Speicherort: MuCEM-Website

Kontakt Copyright: © Foto RMN-Grand Palais - Website von F. Raux

Bildreferenz: 09-569426 / 60.147.112C

Tabakabhängigkeit oder der Kult der Zigarre.

© Foto RMN-Grand Palais - F. Raux

Erscheinungsdatum: Juli 2012

Professor für Zeitgeschichte IUFM und Claude Bernard Lyon University 1. Leiter der Universität für alle, Jean Monnet University, Saint-Etienne.

Historischer Zusammenhang

Die Bourgeoisie ist an der Macht

Das Frankreich von Louis-Philippe I.äh gelangweilt, so Lamartine. Beginnt sie deshalb zu rauchen? In jedem Fall hat der Pariser Konsum im Durchschnitt, einschließlich Männer, Frauen und Kinder, bereits das Kilo pro Jahr oder das Äquivalent von 1.000 Zigaretten erreicht. So sehr, dass wir zum ersten Mal von "Tabakabhängigkeit" sprechen können: Dieses Wort, das aus der medizinischen Sprache als Beispiel für Wahnsinn stammt, wurde dann in das Wörterbuch aufgenommen, um das Verhalten großer Tabakliebhaber zu bezeichnen.

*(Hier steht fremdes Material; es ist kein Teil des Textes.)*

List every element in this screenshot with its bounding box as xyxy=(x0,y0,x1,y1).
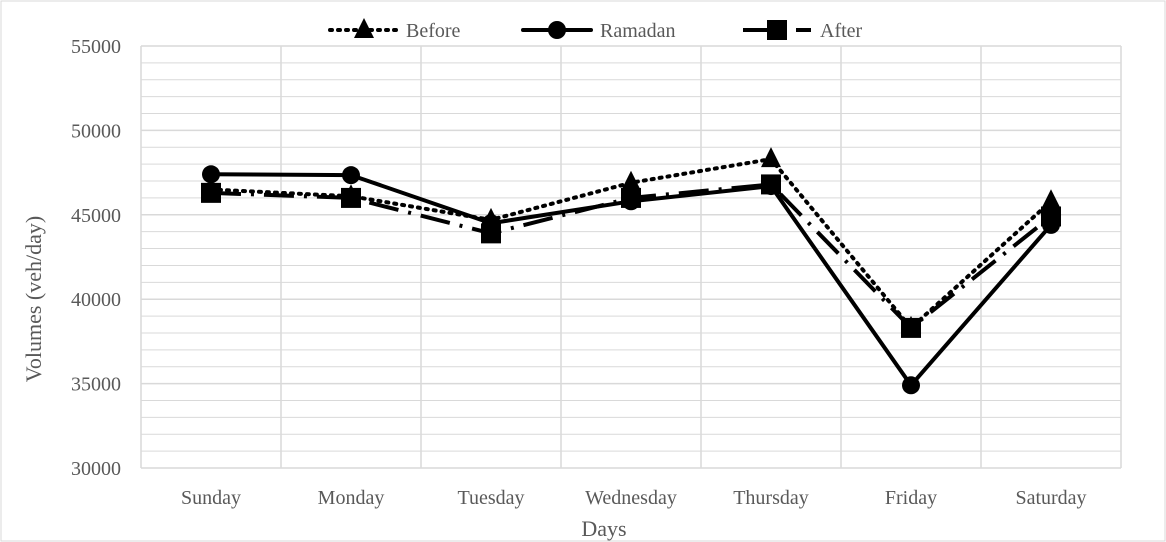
data-point-after xyxy=(901,317,921,338)
x-axis-ticks: Sunday Monday Tuesday Wednesday Thursday Frid… xyxy=(181,487,1087,509)
legend-marker-after xyxy=(767,20,787,40)
data-point-after xyxy=(341,187,361,208)
legend: Before Ramadan After xyxy=(328,18,863,42)
x-tick-label: Monday xyxy=(318,487,385,509)
legend-item-ramadan: Ramadan xyxy=(521,20,676,42)
series-layer xyxy=(201,147,1061,395)
y-tick-label: 35000 xyxy=(71,374,121,396)
legend-label-after: After xyxy=(820,20,863,42)
data-point-before xyxy=(621,170,641,191)
legend-item-after: After xyxy=(743,20,863,42)
data-point-after xyxy=(481,223,501,244)
y-tick-label: 40000 xyxy=(71,289,121,311)
data-point-ramadan xyxy=(202,165,220,184)
x-axis-title: Days xyxy=(581,516,626,541)
data-point-after xyxy=(1041,206,1061,227)
data-point-before xyxy=(761,147,781,168)
y-tick-label: 45000 xyxy=(71,205,121,227)
legend-marker-before xyxy=(354,18,374,38)
y-tick-label: 30000 xyxy=(71,458,121,480)
data-point-after xyxy=(201,182,221,203)
data-point-ramadan xyxy=(342,166,360,185)
series-after xyxy=(201,174,1061,338)
data-point-ramadan xyxy=(902,376,920,395)
x-tick-label: Saturday xyxy=(1015,487,1086,509)
data-point-after xyxy=(621,187,641,208)
legend-label-ramadan: Ramadan xyxy=(600,20,676,42)
x-tick-label: Wednesday xyxy=(585,487,677,509)
data-point-before xyxy=(1041,189,1061,210)
legend-item-before: Before xyxy=(328,18,461,42)
y-tick-label: 55000 xyxy=(71,36,121,58)
legend-marker-ramadan xyxy=(548,21,566,39)
y-tick-label: 50000 xyxy=(71,120,121,142)
x-tick-label: Sunday xyxy=(181,487,241,509)
data-point-after xyxy=(761,174,781,195)
y-axis-title: Volumes (veh/day) xyxy=(21,216,46,382)
x-tick-label: Friday xyxy=(885,487,937,509)
legend-label-before: Before xyxy=(406,20,461,42)
y-axis-ticks: 30000 35000 40000 45000 50000 55000 xyxy=(71,36,121,480)
x-tick-label: Tuesday xyxy=(457,487,524,509)
x-tick-label: Thursday xyxy=(733,487,809,509)
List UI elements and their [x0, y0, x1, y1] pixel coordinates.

Die herrschende bürgerliche Klasse (Louis-Philippe wird als „bürgerlicher König“ bezeichnet) hat die Zigarre zum Wahrzeichen ihrer Herrschaft gemacht. Der Konsum von heißem Tabak verbreitet sich somit in neuen sozialen Schichten: in Pfeifen, Zigarren (gehackter Tabak, der mit einem Blatt "überzogen" ist) und bald in Zigaretten (gehackter Tabak, eingewickelt in Papier). Königin Marie-Amélie und ihre Anhänger verkauften 1843 bei einer Wohltätigkeitsgala die ersten Industriezigaretten - und priesen sie gleichzeitig an.

Zu dieser Zeit gehörten besonders talentierte Karikaturisten (Daumier, Gavarni, Bertall, Cham, Grandville ...), die sich in den vielen illustrierten Zeitungen (Die Karikatur, Der Charivari, Das lustige Tagebuch…). Nach 1835 gingen sie von der politischen Satire zur Manierenkomödie über, um die Zensur zu umgehen und gleichzeitig die „Mängel“ des Regimes anzuprangern. Die Praxis des Rauchens steht im Mittelpunkt der Denunziation.

Bildanalyse

Eine Raucherziehung

Die Zeichnung zeigt eine kleinbürgerliche Familie - ein Paar und ihre acht Kinder. Hinweis auf die königliche Familie vielleicht, da Marie-Amélie ihrem königlichen Ehemann acht Kinder schenkte.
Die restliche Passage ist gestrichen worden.